The surprise happened when the investigators showed the animals food.
“Even before the first bite of food, the activity of those neurons shut off,” Dr. Knight said. “The neurons were making a prediction. The mouse looks at food. The mouse predicts how many calories it will eat.”
The more calorie-rich the food, the more neurons turn off.
“All three labs were shocked,” said Dr. Bradford B. Lowell, who worked with Dr. Andermann at Beth Israel Deaconess. “It was very unexpected.”
Dr. Lowell then asked what might happen if he deliberately turned off the hunger neurons even though the mice hadn’t had much to eat. Researchers can do this with genetic manipulations that mark neurons so they can turn them on and off with either a drug or with a blue light.
These mice would not eat for hours, even with food right in front of them.
Dr. Lowell and Dr. Sternson independently did the opposite experiment, turning the neurons on in mice that had just had a huge meal, the mouse equivalent of a Thanksgiving dinner. The animals were reclining, feeling stuffed.

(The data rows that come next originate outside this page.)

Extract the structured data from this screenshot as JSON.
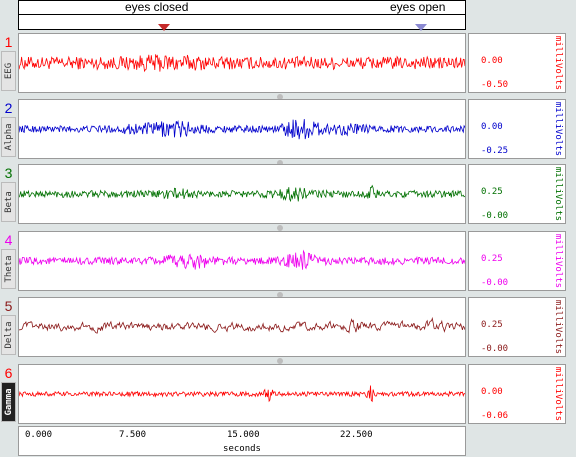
{
  "markers": [
    {
      "label": "eyes closed",
      "color": "#c62a2a"
    },
    {
      "label": "eyes open",
      "color": "#8b8ad2"
    }
  ],
  "channels": [
    {
      "num": "1",
      "name": "EEG",
      "color": "#ff0000",
      "vals": [
        "0.00",
        "-0.50"
      ],
      "unit": "milliVolts",
      "dark": false,
      "amp": 0.22,
      "bursts": [
        [
          0.33,
          0.08,
          1.4
        ]
      ]
    },
    {
      "num": "2",
      "name": "Alpha",
      "color": "#0000cc",
      "vals": [
        "0.00",
        "-0.25"
      ],
      "unit": "milliVolts",
      "dark": false,
      "amp": 0.12,
      "bursts": [
        [
          0.35,
          0.05,
          2.6
        ],
        [
          0.26,
          0.04,
          1.6
        ],
        [
          0.63,
          0.04,
          3.2
        ],
        [
          0.73,
          0.04,
          1.8
        ]
      ]
    },
    {
      "num": "3",
      "name": "Beta",
      "color": "#007000",
      "vals": [
        "0.25",
        "-0.00"
      ],
      "unit": "milliVolts",
      "dark": false,
      "amp": 0.12,
      "bursts": [
        [
          0.35,
          0.03,
          1.9
        ],
        [
          0.62,
          0.04,
          2.2
        ],
        [
          0.79,
          0.01,
          3.0
        ]
      ]
    },
    {
      "num": "4",
      "name": "Theta",
      "color": "#ee00ee",
      "vals": [
        "0.25",
        "-0.00"
      ],
      "unit": "milliVolts",
      "dark": false,
      "amp": 0.13,
      "bursts": [
        [
          0.38,
          0.05,
          2.4
        ],
        [
          0.63,
          0.03,
          2.8
        ]
      ]
    },
    {
      "num": "5",
      "name": "Delta",
      "color": "#8b1a1a",
      "vals": [
        "0.25",
        "-0.00"
      ],
      "unit": "milliVolts",
      "dark": false,
      "amp": 0.16,
      "bursts": [
        [
          0.75,
          0.02,
          1.8
        ],
        [
          0.93,
          0.02,
          1.7
        ]
      ]
    },
    {
      "num": "6",
      "name": "Gamma",
      "color": "#ff0000",
      "vals": [
        "0.00",
        "-0.06"
      ],
      "unit": "milliVolts",
      "dark": true,
      "amp": 0.08,
      "bursts": [
        [
          0.56,
          0.008,
          4.5
        ],
        [
          0.79,
          0.008,
          4.5
        ]
      ]
    }
  ],
  "xaxis": {
    "ticks": [
      "0.000",
      "7.500",
      "15.000",
      "22.500"
    ],
    "label": "seconds"
  }
}
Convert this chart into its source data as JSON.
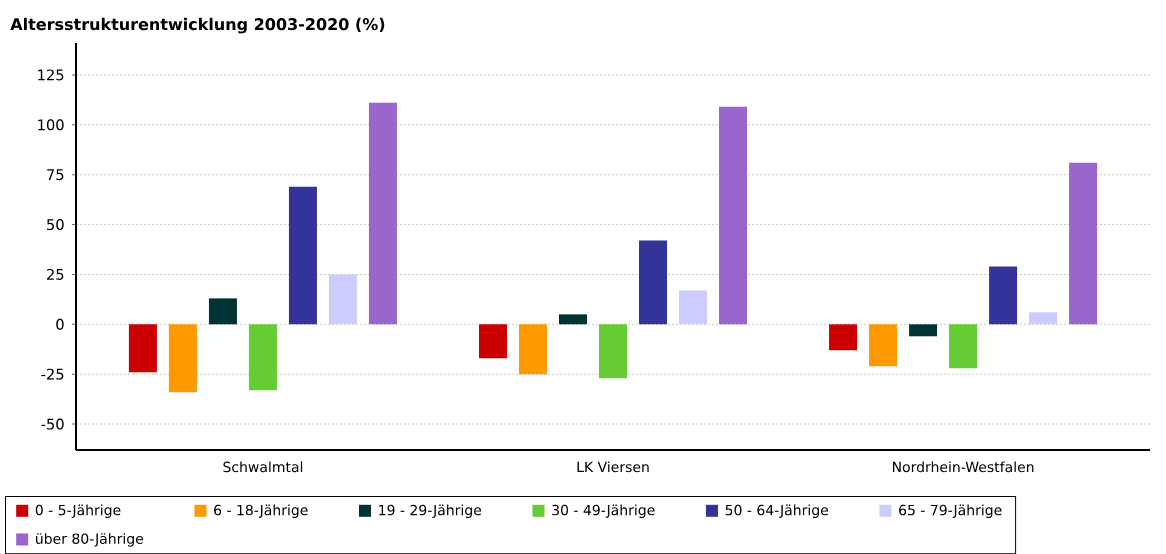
{
  "chart_data": {
    "type": "bar",
    "title": "Altersstrukturentwicklung 2003-2020 (%)",
    "categories": [
      "Schwalmtal",
      "LK Viersen",
      "Nordrhein-Westfalen"
    ],
    "series": [
      {
        "name": "0 - 5-Jährige",
        "color": "#cc0000",
        "values": [
          -24,
          -17,
          -13
        ]
      },
      {
        "name": "6 - 18-Jährige",
        "color": "#ff9900",
        "values": [
          -34,
          -25,
          -21
        ]
      },
      {
        "name": "19 - 29-Jährige",
        "color": "#003333",
        "values": [
          13,
          5,
          -6
        ]
      },
      {
        "name": "30 - 49-Jährige",
        "color": "#66cc33",
        "values": [
          -33,
          -27,
          -22
        ]
      },
      {
        "name": "50 - 64-Jährige",
        "color": "#333399",
        "values": [
          69,
          42,
          29
        ]
      },
      {
        "name": "65 - 79-Jährige",
        "color": "#ccccff",
        "values": [
          25,
          17,
          6
        ]
      },
      {
        "name": "über 80-Jährige",
        "color": "#9966cc",
        "values": [
          111,
          109,
          81
        ]
      }
    ],
    "ylim": [
      -63,
      141
    ],
    "yticks": [
      -50,
      -25,
      0,
      25,
      50,
      75,
      100,
      125
    ],
    "grid": "y",
    "legend": "bottom"
  }
}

But, said Dr. Andermann, who repeated the experiment, when they turned the hunger neurons on, “The mouse gets up and eats another 10 to 15 percent of its body weight.” He added, “The neurons are saying, ‘Just focus on food.’”
Researchers continue to be amazed by what they are finding — layers of controls in the brain that ensure eating is rigorously regulated. And hints of new ways to develop drugs to control eating.
One line of evidence was discovered by Amber Alhadeff, a neuroscientist at the Monell Chemical Senses Center and the University of Pennsylvania. She recently found two separate groups of neurons in the brainstem that respond to the GLP-1 obesity drugs.
One group of neurons signaled that the animals have had enough to eat. The other group caused the rodent equivalent of nausea. The current obesity drugs hit both groups of neurons, she reports, which may be a factor in the side effects many feel. She proposes that it might be possible to develop drugs that hit the satiety neurons but not the nausea ones.
Alexander Nectow, of Columbia University, has another surprise discovery. He identified a group of neurons in the brainstem that regulate how big a meal is desired, tracking each bite of food. “We don’t know how they do it,” he said.
“I’ve been studying this brainstem region for a decade and a half,” Dr. Nectow said, “but when we went and used all of our fancy tools, we found this population of neurons we had never studied.”
He’s now asking if the neurons could be targets for a class of weight loss drugs that could upstage the GLP-1s.
“That would be really amazing,” Dr. Nectow said.